Прозвенел колокол ко всенощной.

Сестра Моника Джоан прикрепила чёрный покров к белому чепцу и хитро мне подмигнула:

– Отца хватил бы удар, если бы он увидел меня монашкой. По счастью, он умер в один год со старой королевой. Передайте молитвенник, дитя моё.

Сборник лежал на полу вместе с остальными предметами сброшенными со стола. Я всё собрала и протянула ей книжечку.

– Ну что ж, – сказала она, насмешливо улыбаясь. Голова её была высоко поднята, брови высокомерно изогнуты. – Ну что ж!

Сестра Моника Джоан совершенно не вызывала жалости. Очевидно, что она будет сражаться до конца. Если ей не хочется смотреть на сестёр, она сядет к ним спиной, а если они недовольны, это их проблемы.

После вечернего обхода мы принялись за ужин. Еду мы готовили себе сами, поскольку возвращались в разное время. Выглядели мы неважно, особенно Чамми, которая совершенно не умела пить, но весь день утверждала, что её подкосил грипп. Кроме того, её терзало чувство вины, поскольку она должна была дежурить первой, а вместо неё на вызов в три часа ночи отправилась Синтия. Мы расселись вокруг кухонного стола, поедая сэндвичи с ореховым маслом.

– Всё пропало, – прошептала я, опасаясь, что нас услышит кто-то из сестёр.

– Что?

– Украшения пропали! Все. В ящике пусто.

Трикси посмотрела на меня с сомнением:

– Ты вообще уверена, что они там были? Мы-то сами их не видели. Может, тебе всё приснилось? Сестра Евангелина не зря зовёт тебя Мечтательной Мушкой.

– Ничего мне не приснилось! Говорю же, они там были, а потом исчезли.

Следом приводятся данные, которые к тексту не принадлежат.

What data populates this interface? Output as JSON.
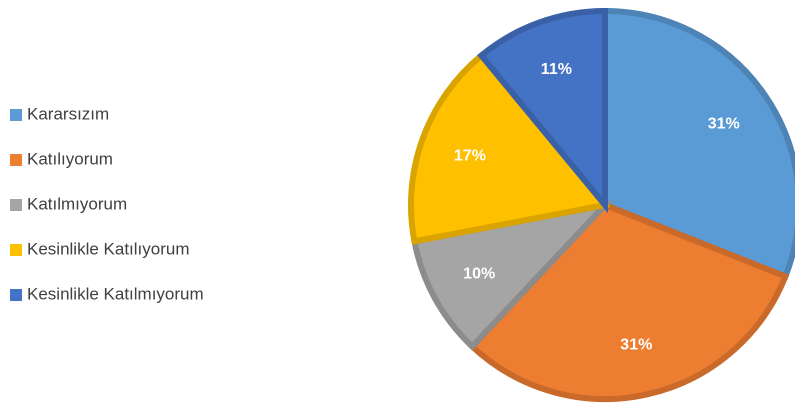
{
  "chart_data": {
    "type": "pie",
    "categories": [
      "Kararsızım",
      "Katılıyorum",
      "Katılmıyorum",
      "Kesinlikle Katılıyorum",
      "Kesinlikle Katılmıyorum"
    ],
    "values": [
      31,
      31,
      10,
      17,
      11
    ],
    "value_labels": [
      "31%",
      "31%",
      "10%",
      "17%",
      "11%"
    ],
    "colors": [
      "#5b9bd5",
      "#ed7d31",
      "#a5a5a5",
      "#ffc000",
      "#4472c4"
    ],
    "legend": "left"
  }
}
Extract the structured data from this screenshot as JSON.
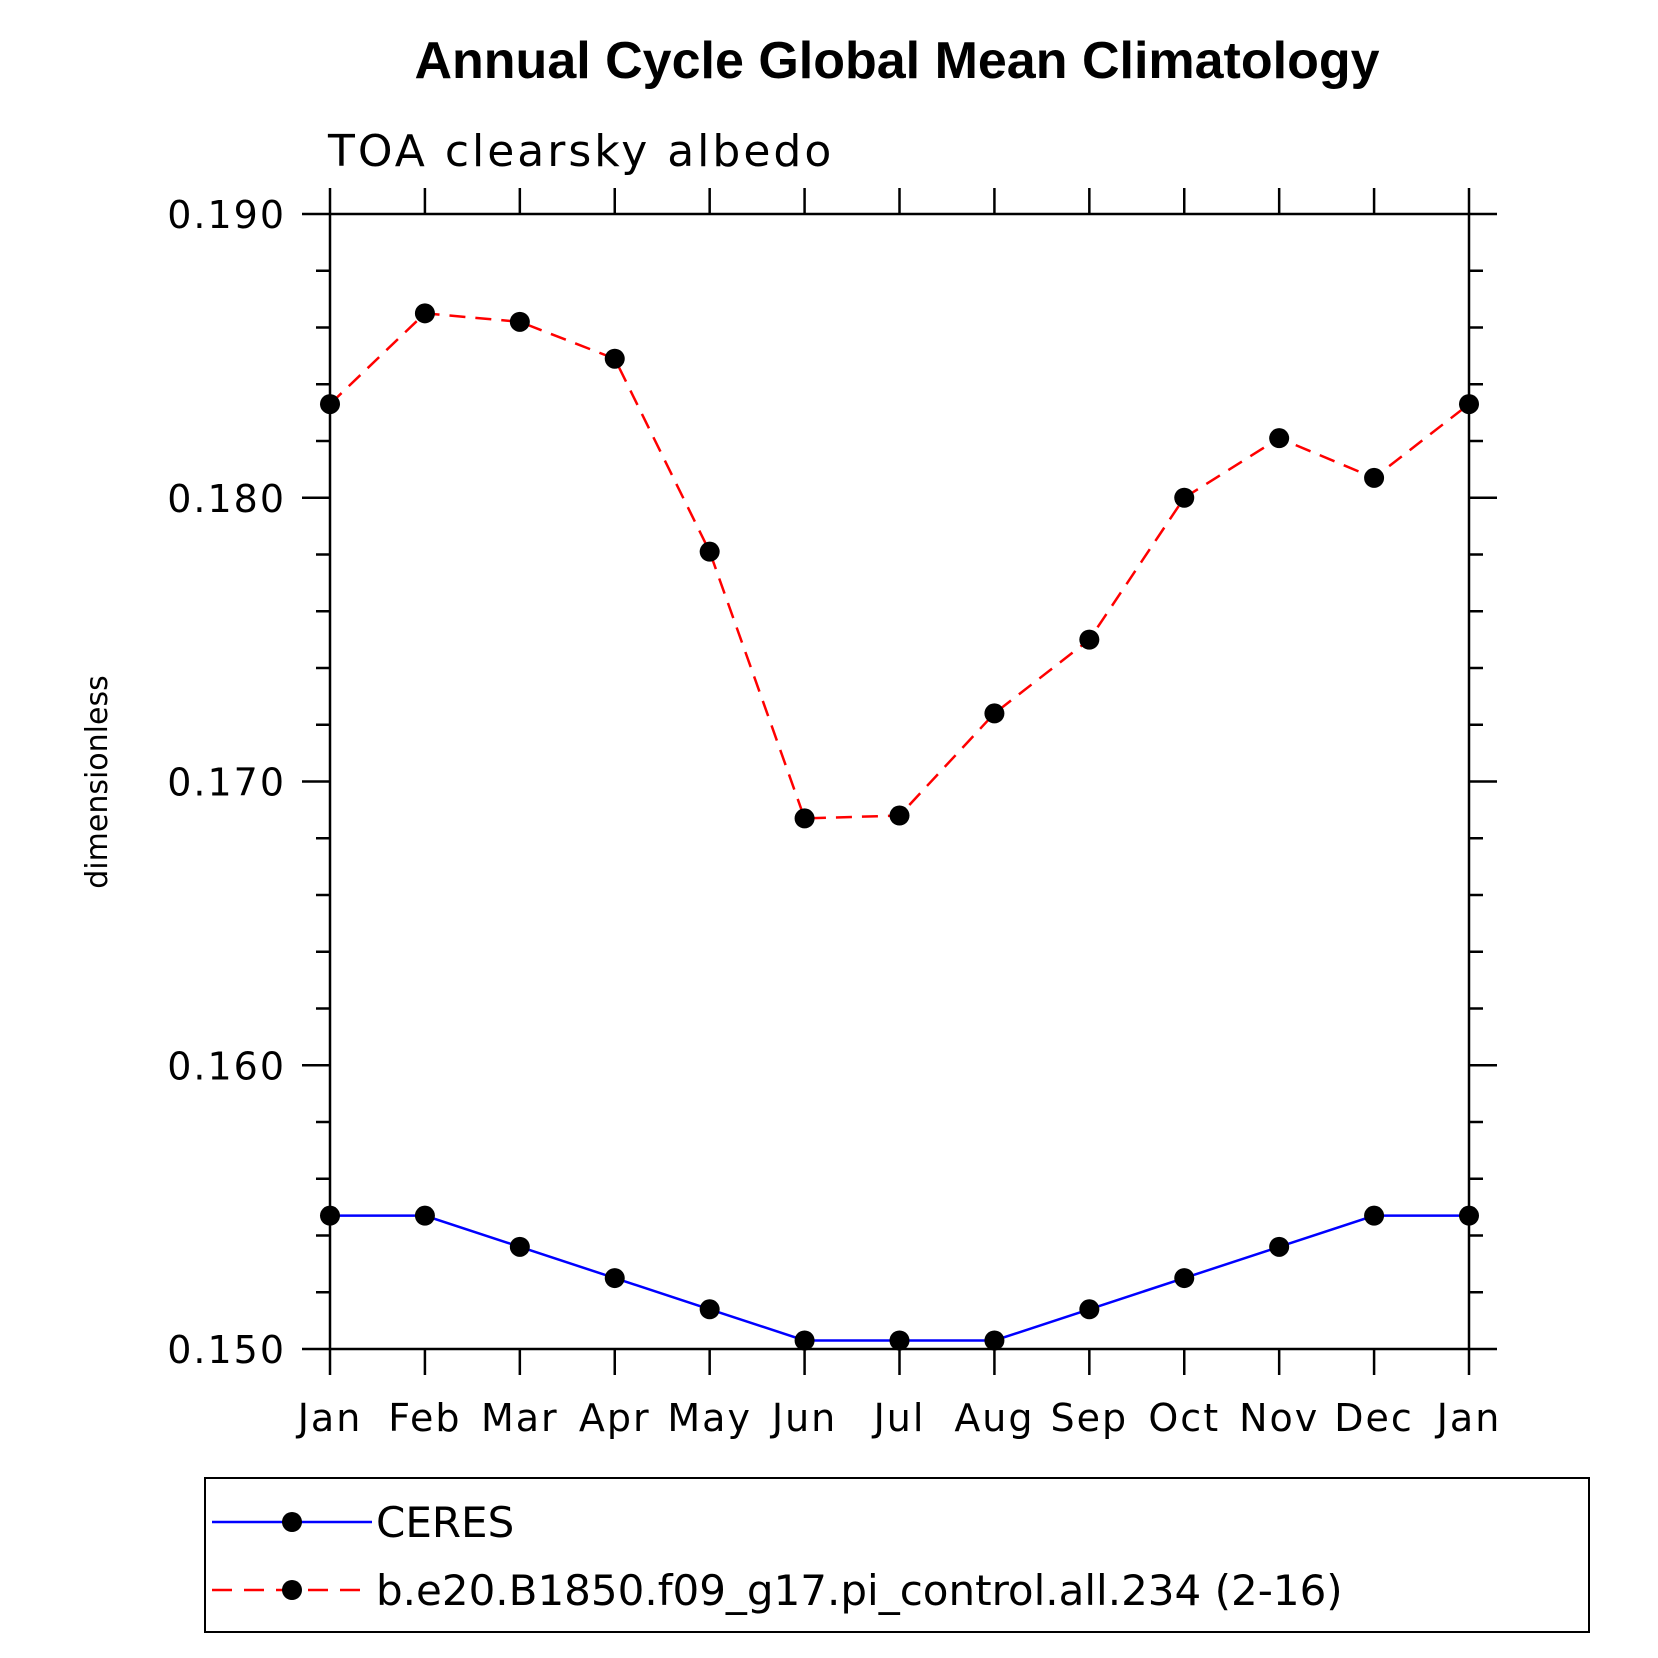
{
  "chart_data": {
    "type": "line",
    "title": "Annual Cycle Global Mean Climatology",
    "subtitle": "TOA clearsky albedo",
    "xlabel": "",
    "ylabel": "dimensionless",
    "categories": [
      "Jan",
      "Feb",
      "Mar",
      "Apr",
      "May",
      "Jun",
      "Jul",
      "Aug",
      "Sep",
      "Oct",
      "Nov",
      "Dec",
      "Jan"
    ],
    "ylim": [
      0.15,
      0.19
    ],
    "yticks": [
      "0.150",
      "0.160",
      "0.170",
      "0.180",
      "0.190"
    ],
    "grid": false,
    "legend_position": "bottom",
    "series": [
      {
        "name": "CERES",
        "color": "#0000ff",
        "style": "solid",
        "values": [
          0.1547,
          0.1547,
          0.1536,
          0.1525,
          0.1514,
          0.1503,
          0.1503,
          0.1503,
          0.1514,
          0.1525,
          0.1536,
          0.1547,
          0.1547
        ]
      },
      {
        "name": "b.e20.B1850.f09_g17.pi_control.all.234 (2-16)",
        "color": "#ff0000",
        "style": "dashed",
        "values": [
          0.1833,
          0.1865,
          0.1862,
          0.1849,
          0.1781,
          0.1687,
          0.1688,
          0.1724,
          0.175,
          0.18,
          0.1821,
          0.1807,
          0.1833
        ]
      }
    ]
  }
}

– Видимо, она их перепрятала. Вот ведь старая…

– Так, не начинайте, – прервала её Синтия. – Мне уже надоели ваши детские ссоры. Хватит.

– Присоединяюсь к вышесказанному, – простонала Чамми. – Бедная моя головушка сейчас напоминает остывший пудинг на сале, который снова разогрели для слуг. Я не ослышалась, ты сказала, что украшения исчезли?

– Да.

– Ничего себе!

Трикси не удержалась от ремарки:

– Сестра Моника Джоан их спрятала, это ясно. Она понимает, что её раскрыли, и всё переложила. И не говорите мне, будто она не знает, что делает. Прекрасно знает.

Трикси отрезала ещё один ломоть хлеба и зачерпнула арахисового масла.

Синтия держалась спокойнее:

– Теперь ситуация определённо предстаёт в новом свете. Я по-прежнему не уверена, что она отдаёт себе отчёт в происходящем…

– Ну разумеется! Она здесь всем пускает пыль в глаза, но меня-то не проведёшь, – скептически заметила Трикси.

Чамми слизнула масло с ножа.

– Преступный замысел. Вот чем заинтересуются полицейские. Были её действия предумышленными или нет? Если мы собираемся защищать сестру Монику Джоан, именно это нам и придется доказать. Но сейчас моя бедная головушка болит так, что я с трудом соображаю. Пойду спать. Кто дежурит первый?

– Ты и дежуришь.

– Кошмар, кошмар и снова кошмар. Ну ладно. Пойду-ка залягу в уютную берлогу, пока этот жуткий колокол не загремит. Спокойной ночи, сладких снов.

– Я тоже пойду спать, – встала Синтия. – И не смейте ссориться тут без нас.

Когда все вышли, Трикси повернулась ко мне:

– Что тут ещё скажешь? Чамми права. Были ли её действия предумышленными? Давай мыть посуду.